I was recently reading about the new Fujifilm X-Pro1 camera. This camera looks to be the “professional” version of Fujifilm X100.  I was very excited about the X100 even though I wasn’t in the market for a new camera. What excited  me about the X100 was the fact that this camera looked great! Any camera with a shutter speed dial and the f/stops on the lens barrel has got my vote. At least for now. When I saw the first X100 reviews, the camera seemed wanting. Then I thought about the criticism. Beyond the usual bugs found in first generation technology, the reviewer spoke about the “handling” of the camera. The photos were “blurry”. Not out of focus, but blurry. In the days of film cameras, blurry pictures were not the fault of the camera. It was then I realized, “This guy is new to photography, and has only handled digital cameras.

A few years ago I heard a very interesting comment from a pro shooter. He said that, “All digital cameras are point & shoot.” The comment was referencing a statement made by another photographer about difference in “quality”  (and probably more so, price) between pro cameras and amateur ones. The down play of cheaper/amateur cameras was that , “They to everything for you, not like a real (pricey/pro) camera. With the statement that “all” digital cameras are point and shoot cameras, this means that if a photographer actually understands the concepts of the photograph’s relationship to exposure and the situation, they can “program” the pricey camera to simply perform to the needs of any given situation. This allows the photographer to concentrate on getting the most compelling image, without concerning themselves with mundane technicalities of f/stops and shutter speeds.

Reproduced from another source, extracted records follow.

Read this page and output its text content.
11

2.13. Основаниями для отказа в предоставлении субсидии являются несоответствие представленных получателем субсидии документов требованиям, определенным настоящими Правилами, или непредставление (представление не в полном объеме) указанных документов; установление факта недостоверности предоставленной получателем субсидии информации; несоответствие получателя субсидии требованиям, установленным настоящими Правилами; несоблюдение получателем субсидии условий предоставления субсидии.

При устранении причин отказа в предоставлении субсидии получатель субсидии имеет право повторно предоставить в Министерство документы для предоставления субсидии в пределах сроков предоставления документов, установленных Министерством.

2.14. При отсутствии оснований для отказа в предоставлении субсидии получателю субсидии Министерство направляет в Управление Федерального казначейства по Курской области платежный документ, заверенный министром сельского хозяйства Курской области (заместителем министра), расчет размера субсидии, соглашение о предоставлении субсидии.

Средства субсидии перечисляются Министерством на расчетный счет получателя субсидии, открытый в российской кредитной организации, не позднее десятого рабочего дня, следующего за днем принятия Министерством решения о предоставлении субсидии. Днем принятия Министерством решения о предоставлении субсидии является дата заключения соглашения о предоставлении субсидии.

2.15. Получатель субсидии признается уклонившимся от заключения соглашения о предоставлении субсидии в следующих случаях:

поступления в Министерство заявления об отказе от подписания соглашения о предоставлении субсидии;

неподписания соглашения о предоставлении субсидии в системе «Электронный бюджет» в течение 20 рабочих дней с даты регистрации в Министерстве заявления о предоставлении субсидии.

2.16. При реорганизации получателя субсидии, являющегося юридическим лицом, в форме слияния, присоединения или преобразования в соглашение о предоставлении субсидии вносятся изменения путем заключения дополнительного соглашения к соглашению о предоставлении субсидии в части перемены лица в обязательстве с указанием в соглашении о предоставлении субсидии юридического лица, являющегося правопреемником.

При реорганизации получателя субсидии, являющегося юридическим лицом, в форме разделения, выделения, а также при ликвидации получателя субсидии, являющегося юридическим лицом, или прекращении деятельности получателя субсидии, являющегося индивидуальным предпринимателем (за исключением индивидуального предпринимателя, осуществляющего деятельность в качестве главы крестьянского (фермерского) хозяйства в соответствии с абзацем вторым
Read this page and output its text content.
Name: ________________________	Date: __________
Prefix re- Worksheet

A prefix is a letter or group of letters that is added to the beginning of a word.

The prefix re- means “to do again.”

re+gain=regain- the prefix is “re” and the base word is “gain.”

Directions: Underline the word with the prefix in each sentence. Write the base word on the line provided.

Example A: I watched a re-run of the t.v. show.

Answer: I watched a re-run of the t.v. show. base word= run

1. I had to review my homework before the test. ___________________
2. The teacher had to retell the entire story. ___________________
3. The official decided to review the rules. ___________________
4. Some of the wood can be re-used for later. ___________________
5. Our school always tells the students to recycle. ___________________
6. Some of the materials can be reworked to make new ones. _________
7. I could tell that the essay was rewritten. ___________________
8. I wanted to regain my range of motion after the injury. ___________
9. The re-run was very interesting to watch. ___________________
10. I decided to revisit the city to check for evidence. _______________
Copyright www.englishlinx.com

The point of this little rant is that, when the reviewer said the camera produced blurry or soft photos, he blamed the camera, not his  technique. Film cameras had no “Image stabilization”. That was your job as photographer. You had to practice handling your camera. What’s the slowest speed I can get away with and have a sharp image? How fast can my thumb advance the film? How quickly can I load the camera (with film!)? These were basic issues and skills, back in the day. You were carful, not carefree. You looked hard, immersed yourself in the scene or situation, and you took your time without wasting any. The innovations in digital photography addresses these issues by allowing you to perform these skills with greater ease. Hey it’s great to be able to carry the equivalent of a brick of film (20 rolls) in your pocket! Yet, when photographers do not address the basic elements of photography, then the cameras and Fotoshop are taking and making the pictures.